The next piece to like is that Macerich has been reworking its portfolio, having sold 32 properties since 2012. Although most investors praise REITs for expanding their portfolios, there are only just so many worthwhile enclosed malls so mall REITs really need to be good asset allocators. And that means investing in the best properties, building new ones from the ground up, and, equally important, recycling cash from the "worst." Taubman has done that throughout its existence, and Macerich has been focused on it of late, too.

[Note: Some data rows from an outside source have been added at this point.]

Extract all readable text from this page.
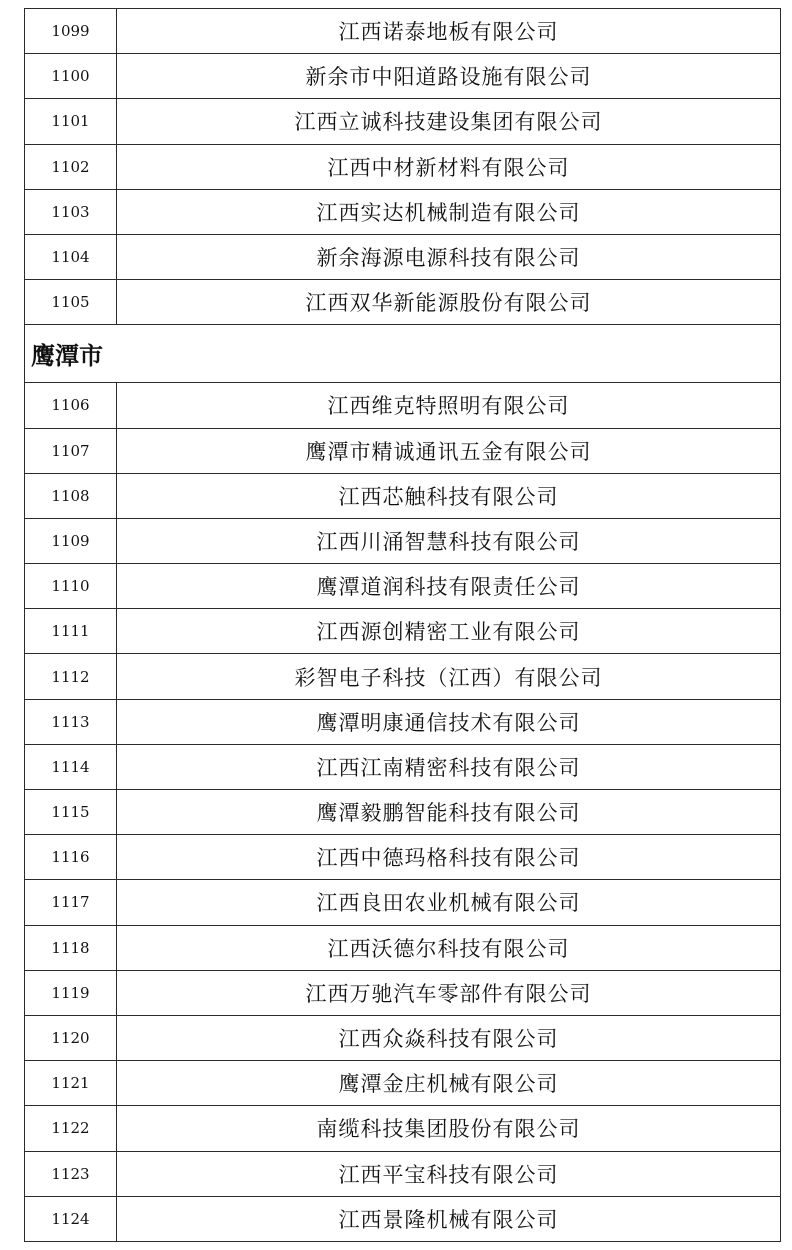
1099	江西诺泰地板有限公司
1100	新余市中阳道路设施有限公司
1101	江西立诚科技建设集团有限公司
1102	江西中材新材料有限公司
1103	江西实达机械制造有限公司
1104	新余海源电源科技有限公司
1105	江西双华新能源股份有限公司
鹰潭市	
1106	江西维克特照明有限公司
1107	鹰潭市精诚通讯五金有限公司
1108	江西芯触科技有限公司
1109	江西川涌智慧科技有限公司
1110	鹰潭道润科技有限责任公司
1111	江西源创精密工业有限公司
1112	彩智电子科技（江西）有限公司
1113	鹰潭明康通信技术有限公司
1114	江西江南精密科技有限公司
1115	鹰潭毅鹏智能科技有限公司
1116	江西中德玛格科技有限公司
1117	江西良田农业机械有限公司
1118	江西沃德尔科技有限公司
1119	江西万驰汽车零部件有限公司
1120	江西众焱科技有限公司
1121	鹰潭金庄机械有限公司
1122	南缆科技集团股份有限公司
1123	江西平宝科技有限公司
1124	江西景隆机械有限公司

The third thing to like is really big picture. Both Taubman and Macerich appear to be preparing for a future in which shopping is more about the experience than just buying stuff. As the Internet continues to take share away from brick and mortar stores, the weaker stores and, by extension, malls are going to find it harder and harder to compete. So the strategic move to shrink the portfolio so it contains only great assets that people want to visit is one that I think will hold up well.

But, it ain't all good

While I like the company's business approach today, Macerich has a notable blemish. The REIT cut its dividend during the 2007 to 2009 recession. Worse, unlike Simon (which also trimmed its payout), the distribution isn't yet back to where it was before the cut. Taubman, in contrast, didn't cut its dividend during that difficult period. If you are an income investor, Taubman's dividend consistency is a big selling point. And, conversely, Taubman's cut is more than a little concerning.

Moreover, the sales per square foot figures above point out a not so minor fact... Macerich's malls aren't as productive as Taubman's malls. And they are only a little more productive than Simon's malls, despite the more focused portfolio. However, if Taubman is willing to share ownership of a mall with Macerich, the REIT can't be all bad. This is a metric to keep an eye on, if Macerich's focused approach is gaining traction rent per square foot should be heading generally higher. If rent per square foot stalls, there's a problem.

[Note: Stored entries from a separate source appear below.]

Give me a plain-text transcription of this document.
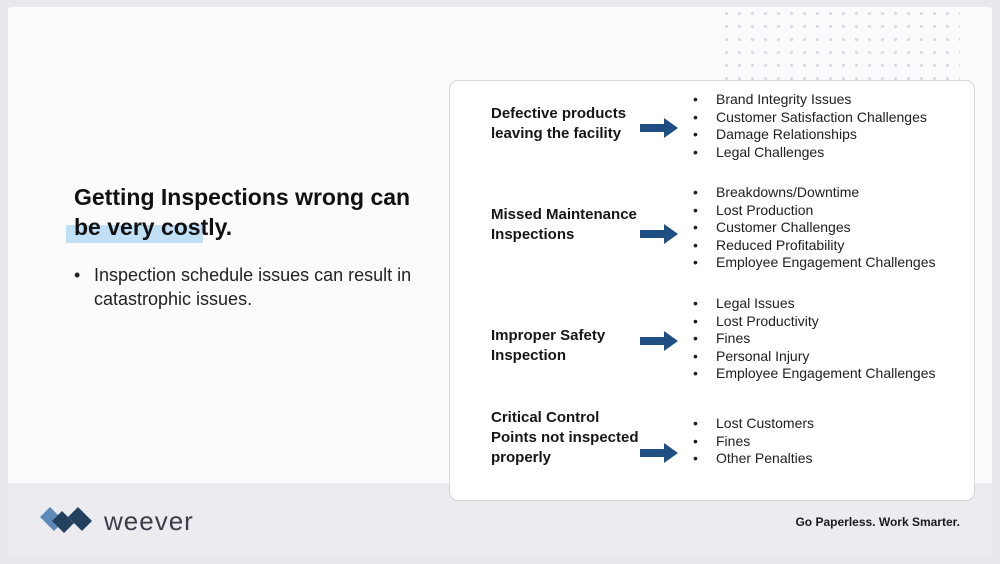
Getting Inspections wrong can be very costly.
• Inspection schedule issues can result in catastrophic issues.
Defective products leaving the facility
• Brand Integrity Issues
• Customer Satisfaction Challenges
• Damage Relationships
• Legal Challenges
Missed Maintenance Inspections
• Breakdowns/Downtime
• Lost Production
• Customer Challenges
• Reduced Profitability
• Employee Engagement Challenges
Improper Safety Inspection
• Legal Issues
• Lost Productivity
• Fines
• Personal Injury
• Employee Engagement Challenges
Critical Control Points not inspected properly
• Lost Customers
• Fines
• Other Penalties
weever	Go Paperless. Work Smarter.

Basically, for those worried that Taubman's diminutive portfolio doesn't offer enough diversification, a completely justifiable concern, Macerich might be a good alternative. You'll just want to keep a close eye on the relative performance of its properties.

At this point, however, both Taubman and Macerich appear fully priced. They each yield around 3.5% or so, toward the low end of their historical ranges. Macerich, it's worth noting, normally trades with a wider yield discount compared to Taubman than it has been recently. That could be the market realizing that their models are converging or simply that investors are bidding mall REIT prices up too high-along with so many other dividend-focused investments.

In the end, I'd say Taubman is the best situated mall for the Internet age. Macerich looks like it's on the same path and could appeal to investors uncomfortable with Taubman's highly focused portfolio. However, at this point, neither is a great deal. If you are looking to own a collection of well run malls, put these two on your watch list and wait for a market dislocation to bring the yields into a more desirable range north of 5%.

Disclosure: I/we have no positions in any stocks mentioned, and no plans to initiate any positions within the next 72 hours.

I wrote this article myself, and it expresses my own opinions. I am not receiving compensation for it (other than from Seeking Alpha). I have no business relationship with any company whose stock is mentioned in this article.